You Should Stop Talking About Generations (Because They Don't Really Exist)
I've always felt orphaned by talk of generations. Born in 1980, I was a little too young to experience the full Reality Bites/grunge Gen-X vibe. On the other hand I didn't get a computer or email address of my own until I was 18. To my eternal shame, I still remember not understanding why the internet was a big deal when someone first explained it to me (Sorry, Evan, you were right). I am very much not a stereotypical Millennial either.
We now have a bunch of catchy terms like "Xennial," "Generation Catalano," and, my least favorite, "geriatric Millennial" for the "micro-generation" between Gen-X and Millennial, but my experience of feeling excluded from typical generational categories left me skeptical of the whole enterprise. Is it helpful to group people into 15- to 20-year blocks? Isn't that kind of arbitrary? And do these groups even actually share fundamental similarities?
Studies show many commonly held beliefs about particular generations are nonsense--Millennials aren't the entitled avocado toast munchers they're made out to be--but a recent New Yorker article goes further. In it, Louis Menand argues the problem isn't just an imprecise understanding of particular groups, but the whole idea of breaking up the population into generations in the first place.

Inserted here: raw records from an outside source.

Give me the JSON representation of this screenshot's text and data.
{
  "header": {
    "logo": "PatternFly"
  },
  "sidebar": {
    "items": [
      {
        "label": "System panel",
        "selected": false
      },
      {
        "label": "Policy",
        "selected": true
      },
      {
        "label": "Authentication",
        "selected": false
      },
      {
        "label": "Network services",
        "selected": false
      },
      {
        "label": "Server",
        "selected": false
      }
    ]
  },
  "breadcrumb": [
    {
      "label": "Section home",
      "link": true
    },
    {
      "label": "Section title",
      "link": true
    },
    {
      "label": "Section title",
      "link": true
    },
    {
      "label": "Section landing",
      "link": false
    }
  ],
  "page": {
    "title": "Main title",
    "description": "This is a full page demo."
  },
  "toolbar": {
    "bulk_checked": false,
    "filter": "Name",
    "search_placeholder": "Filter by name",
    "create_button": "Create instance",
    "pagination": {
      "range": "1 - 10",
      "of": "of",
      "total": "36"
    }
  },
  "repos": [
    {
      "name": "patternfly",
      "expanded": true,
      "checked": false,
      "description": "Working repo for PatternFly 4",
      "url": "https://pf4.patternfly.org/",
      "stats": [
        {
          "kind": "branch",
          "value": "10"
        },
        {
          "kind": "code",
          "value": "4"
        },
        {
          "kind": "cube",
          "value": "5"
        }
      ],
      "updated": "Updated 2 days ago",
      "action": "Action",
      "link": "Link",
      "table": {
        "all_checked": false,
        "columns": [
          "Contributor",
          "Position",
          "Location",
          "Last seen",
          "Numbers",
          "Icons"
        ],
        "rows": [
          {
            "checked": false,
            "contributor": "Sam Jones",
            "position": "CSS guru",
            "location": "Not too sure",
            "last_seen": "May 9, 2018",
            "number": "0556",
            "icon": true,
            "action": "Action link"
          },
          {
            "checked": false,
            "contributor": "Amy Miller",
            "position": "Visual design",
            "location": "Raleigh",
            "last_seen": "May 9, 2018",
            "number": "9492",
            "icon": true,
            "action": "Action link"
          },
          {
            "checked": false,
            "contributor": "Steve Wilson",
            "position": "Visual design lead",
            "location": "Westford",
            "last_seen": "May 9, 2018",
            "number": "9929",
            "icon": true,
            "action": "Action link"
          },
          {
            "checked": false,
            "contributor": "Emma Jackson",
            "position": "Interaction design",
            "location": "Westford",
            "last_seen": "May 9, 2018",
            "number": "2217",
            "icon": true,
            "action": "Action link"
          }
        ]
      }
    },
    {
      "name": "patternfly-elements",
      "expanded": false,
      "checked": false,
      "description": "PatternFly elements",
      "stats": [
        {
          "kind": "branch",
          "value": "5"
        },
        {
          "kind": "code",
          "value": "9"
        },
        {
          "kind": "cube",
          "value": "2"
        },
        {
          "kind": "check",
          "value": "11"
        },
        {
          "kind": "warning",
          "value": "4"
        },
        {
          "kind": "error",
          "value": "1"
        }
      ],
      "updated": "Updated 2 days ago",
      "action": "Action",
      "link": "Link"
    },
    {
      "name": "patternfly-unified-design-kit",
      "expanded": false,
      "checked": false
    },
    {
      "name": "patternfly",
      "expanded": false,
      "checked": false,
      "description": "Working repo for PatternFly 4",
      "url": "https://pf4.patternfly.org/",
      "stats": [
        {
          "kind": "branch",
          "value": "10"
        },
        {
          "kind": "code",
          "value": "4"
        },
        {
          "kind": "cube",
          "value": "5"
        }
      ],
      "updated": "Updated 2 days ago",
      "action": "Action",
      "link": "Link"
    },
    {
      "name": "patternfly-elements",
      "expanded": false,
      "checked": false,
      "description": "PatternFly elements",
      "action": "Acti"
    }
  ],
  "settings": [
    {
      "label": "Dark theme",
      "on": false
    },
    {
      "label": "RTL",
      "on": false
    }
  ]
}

How helpful is the concept of "generations" really?
In the long article, Menand lays out the history of our obsession with generations, explaining that the impulse to divide people into these groups sprung up in the 1940s when young people started staying in education longer. "Youth culture" was born and with it the impulse to define each new cohort in order to sell them stuff.
Generations are just a convention we cooked up to make conversations about sociology and marketing easier. But do these terms actually help us understand anything more clearly? Menand wades through several books on the issue to conclude that generations aren't actually all that helpful.
First, generations are incredibly diverse, and when we start talking about "Gen-Z," for instance, what we usually really mean is a particular type of young person who is not representative of the group as a whole. "A woman born to an immigrant family in San Antonio in 1947 had very different life chances from a white man born in San Francisco that year. Yet the Baby-Boom prototype is a white male college student wearing striped bell-bottoms and a peace button, just as the Gen-Z prototype is a female high-school student with spending money and an Instagram account," Menand points out.
Second, people's concerns and character change consistently across life stages. Teenagers obsess about identity. Young adults fret about paying their rent. Becoming a parent makes you more risk averse. These effects often get conflated with "generational" trends.
Finally, there is simply no evidence for a lot of the differences ascribed to generations. In his book The Generation Myth, King's College London social scientist Bobby Duffy uses data to show that "people in different age groups are much more alike than all the talk about generations suggests," Menand reports. "There is no evidence, he says, of a 'loneliness epidemic' among young people, or of a rise in the rate of suicide. The falling off in sexual activity in the United States and the U.K. is population-wide, not just among the young." Gen-Z is no more ethical than previous young people. Verifiable workplace differences among generations are nonexistent--an important notion to keep in mind when you're leading a team of employees with a range of ages.
Things change, but maybe not because of "generations"
Clearly, particular fashions belong to particular moments and cultures shift over time. When I entered adulthood, only 35 percent of Americans supported same-sex marriage. Now something like 60 to 70 percent do, depending on which poll you consult. Changes like that call out for explanations. But do generations really help us understand the rise and fall of ideas? Or is talking about generations just a way to sell consulting services and give us the illusion of order in an unruly world (much like listicles, astrology, and Myers-Briggs)?
My particular odd birth year has long made me skeptical of talk of generations. I was happy to learn there's plenty of evidence that slicing and dicing age groups actually doesn't teach us much of anything useful after all.